Apache Oozie Installation
oozie就是一个workflow协调系统,主要用来管理Hadoop作业(job)。属于web应用程序,由oozie client和oozie server两个组件构成。oozie server运行于java servlet容器(tomcat)中的web程序。由于使用HUE需要oozie的支持,所以先介绍oozie的安装配置,后续增加HUE的安装配置文档。1、环境介绍
前期已配置好Hadoop集群服务。如下图所示:
2、源代码编译
这里下载的是源代码软件包,需要重新编译。
2.1 更改java版本
$ wget https://mirrors.cnnic.cn/apache/oozie/4.3.0/oozie-4.3.0.tar.gz
$ tar -xzf oozie-4.3.0.tar.gz;mv oozie-4.3.0 oozie
$ cd oozie
$ vi pom.xml --将文件里的targetJavaVersion版本改为1.8
2.2 更改hadoop版本
将hadooplibs下的hadoop-auth-2、hadoop-distcp-2、hadoop-utils-2中的pom.xml里对应的hadoop版本改成系统当前运行的版本2.7.4。
2.3 编译
此编译过程中,需要下载大量的依赖包,比较耗时。我这里网速还好,前后一共用了1小时左右编译完成。
$ cd /u01/oozie
$ bin/mkdistro.sh -DskipTests -Dhadoop.version=2.7.4
编译成功后,会在/u01/oozie/distro/target目录下生成二进制软件包。如下图所示:
3、安装配置
3.1 安装
这里还是安装在/u01下,将之前的oozie文件夹已迁移到其他目录。
$ cd /u01;tar -xzf /u01/oozie/distro/target/oozie-4.3.0-distro.tar.gz
$ mv oozie-4.3.0 oozie;cd oozie
编辑oozie-site.xml文件,加入以下内容:
oozie.service.HadoopAccessorService.hadoop.configurations=*=/u01/hadoop/etc/hadoop
oozie.service.WorkflowAppService.system.libpath=hdfs://192.168.120.96:9000/user/hadoop/share/lib
oozie.service.ProxyUserService.proxyuser.#USER#.

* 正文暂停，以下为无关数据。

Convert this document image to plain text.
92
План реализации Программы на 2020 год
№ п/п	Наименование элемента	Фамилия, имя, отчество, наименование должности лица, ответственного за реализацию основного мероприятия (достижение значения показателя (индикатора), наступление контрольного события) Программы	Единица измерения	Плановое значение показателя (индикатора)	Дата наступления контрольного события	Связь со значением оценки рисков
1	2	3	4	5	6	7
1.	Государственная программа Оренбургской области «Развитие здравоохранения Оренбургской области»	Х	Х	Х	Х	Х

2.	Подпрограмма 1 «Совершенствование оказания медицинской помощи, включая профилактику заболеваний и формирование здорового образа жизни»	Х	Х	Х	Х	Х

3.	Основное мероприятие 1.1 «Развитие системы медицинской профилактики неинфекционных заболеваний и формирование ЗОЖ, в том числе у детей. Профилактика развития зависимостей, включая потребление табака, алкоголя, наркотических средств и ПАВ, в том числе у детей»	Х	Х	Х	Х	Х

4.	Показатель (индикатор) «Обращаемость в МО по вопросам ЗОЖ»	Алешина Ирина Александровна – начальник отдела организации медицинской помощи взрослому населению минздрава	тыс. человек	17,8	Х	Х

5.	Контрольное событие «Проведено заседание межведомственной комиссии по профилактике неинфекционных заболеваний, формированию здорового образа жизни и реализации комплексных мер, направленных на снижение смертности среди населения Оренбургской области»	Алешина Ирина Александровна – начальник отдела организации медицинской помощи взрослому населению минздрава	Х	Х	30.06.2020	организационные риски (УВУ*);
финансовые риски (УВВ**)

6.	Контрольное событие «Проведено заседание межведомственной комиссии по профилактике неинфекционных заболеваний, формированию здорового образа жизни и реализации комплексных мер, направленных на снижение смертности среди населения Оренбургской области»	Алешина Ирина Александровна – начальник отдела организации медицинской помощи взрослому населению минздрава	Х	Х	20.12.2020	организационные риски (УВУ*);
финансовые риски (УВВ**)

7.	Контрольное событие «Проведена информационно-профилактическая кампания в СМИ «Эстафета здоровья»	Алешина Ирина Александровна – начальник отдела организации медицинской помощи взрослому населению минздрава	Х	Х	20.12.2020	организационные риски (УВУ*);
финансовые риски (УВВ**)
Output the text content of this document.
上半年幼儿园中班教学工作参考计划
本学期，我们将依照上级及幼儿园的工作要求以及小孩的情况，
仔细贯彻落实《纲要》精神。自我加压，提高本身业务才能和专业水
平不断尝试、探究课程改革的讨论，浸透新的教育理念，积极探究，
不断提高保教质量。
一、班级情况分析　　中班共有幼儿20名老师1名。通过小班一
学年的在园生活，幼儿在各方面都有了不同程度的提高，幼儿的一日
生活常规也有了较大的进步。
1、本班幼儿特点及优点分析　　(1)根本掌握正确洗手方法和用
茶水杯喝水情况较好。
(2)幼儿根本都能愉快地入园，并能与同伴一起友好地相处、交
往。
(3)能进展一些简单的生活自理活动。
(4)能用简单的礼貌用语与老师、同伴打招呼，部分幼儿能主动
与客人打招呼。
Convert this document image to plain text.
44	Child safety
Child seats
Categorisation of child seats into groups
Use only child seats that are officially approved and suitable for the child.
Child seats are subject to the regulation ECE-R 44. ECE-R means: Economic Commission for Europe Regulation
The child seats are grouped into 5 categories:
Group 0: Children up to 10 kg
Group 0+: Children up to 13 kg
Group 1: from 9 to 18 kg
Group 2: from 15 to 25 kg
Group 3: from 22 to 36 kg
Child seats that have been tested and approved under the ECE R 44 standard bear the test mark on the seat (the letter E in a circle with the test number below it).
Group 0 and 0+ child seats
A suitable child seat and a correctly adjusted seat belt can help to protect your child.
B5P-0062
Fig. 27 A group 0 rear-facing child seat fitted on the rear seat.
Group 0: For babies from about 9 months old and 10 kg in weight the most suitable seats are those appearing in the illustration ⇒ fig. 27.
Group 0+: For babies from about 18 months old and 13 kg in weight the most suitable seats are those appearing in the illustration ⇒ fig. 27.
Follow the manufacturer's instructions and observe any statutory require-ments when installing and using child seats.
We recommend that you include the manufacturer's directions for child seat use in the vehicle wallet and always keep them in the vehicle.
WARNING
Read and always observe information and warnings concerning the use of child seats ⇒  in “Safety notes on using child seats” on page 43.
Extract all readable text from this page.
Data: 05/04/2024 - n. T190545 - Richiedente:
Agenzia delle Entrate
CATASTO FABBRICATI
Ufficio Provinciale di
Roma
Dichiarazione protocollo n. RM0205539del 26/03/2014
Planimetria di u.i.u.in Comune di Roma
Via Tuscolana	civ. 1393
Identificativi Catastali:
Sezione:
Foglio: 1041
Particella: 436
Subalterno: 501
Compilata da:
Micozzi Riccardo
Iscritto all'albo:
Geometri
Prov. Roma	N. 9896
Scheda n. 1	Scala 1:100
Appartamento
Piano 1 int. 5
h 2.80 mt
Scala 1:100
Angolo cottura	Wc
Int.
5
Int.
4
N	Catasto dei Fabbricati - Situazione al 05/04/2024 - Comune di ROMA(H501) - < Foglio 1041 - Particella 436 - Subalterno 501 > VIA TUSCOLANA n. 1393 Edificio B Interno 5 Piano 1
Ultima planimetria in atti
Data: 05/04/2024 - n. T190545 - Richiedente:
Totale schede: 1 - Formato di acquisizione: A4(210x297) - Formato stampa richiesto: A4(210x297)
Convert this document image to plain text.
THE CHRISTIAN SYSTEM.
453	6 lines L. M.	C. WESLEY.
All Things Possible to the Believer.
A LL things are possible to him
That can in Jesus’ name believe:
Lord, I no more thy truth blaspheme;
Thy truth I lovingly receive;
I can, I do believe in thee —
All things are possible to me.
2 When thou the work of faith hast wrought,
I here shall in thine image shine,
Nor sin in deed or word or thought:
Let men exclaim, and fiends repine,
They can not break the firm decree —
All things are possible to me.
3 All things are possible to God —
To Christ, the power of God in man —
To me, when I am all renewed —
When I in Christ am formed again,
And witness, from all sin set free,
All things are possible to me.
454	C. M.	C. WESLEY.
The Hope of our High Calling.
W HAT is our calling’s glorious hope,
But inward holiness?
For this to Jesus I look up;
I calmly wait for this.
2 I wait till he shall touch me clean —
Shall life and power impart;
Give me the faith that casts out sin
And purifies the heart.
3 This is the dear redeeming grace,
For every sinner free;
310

oozie.service.ProxyUserService.proxyuser.#USER#.groups
将以上的#USER#替换为运行oozie服务的系统用户。这里为hadoop,如下图所示:
3.2 ExtJS library
Oozie的web控制需要一个ExtJS库,而且还需要hadoop的相关库文件,所以需要将hadoop的相关jar文件复制到libext,并下载 js库 :ext-2.2.zip。oozie server默认使用tomcat 6.0.41,而hadoop也有内置的server,如果按照上面两个命令把hadoop依赖的jar包都拷贝过去,有可能出现冲突,这两个server使用的servlet、jsp版本很可能不一样。所以需要删除libext下的以下jar包(我这里只找到jsp-api一个库):
[*]jasper-compiler-5.5.23.jar
[*]jasper-runtime-5.5.23.jar
[*]jsp-api-2.1.jar
$ mkdir libext
$ cd libext/
$ wget http://archive.cloudera.com/gplextras/misc/ext-2.2.zip
$ cp /u01/hive/lib/mysql-connector-java-5.1.44-bin.jar .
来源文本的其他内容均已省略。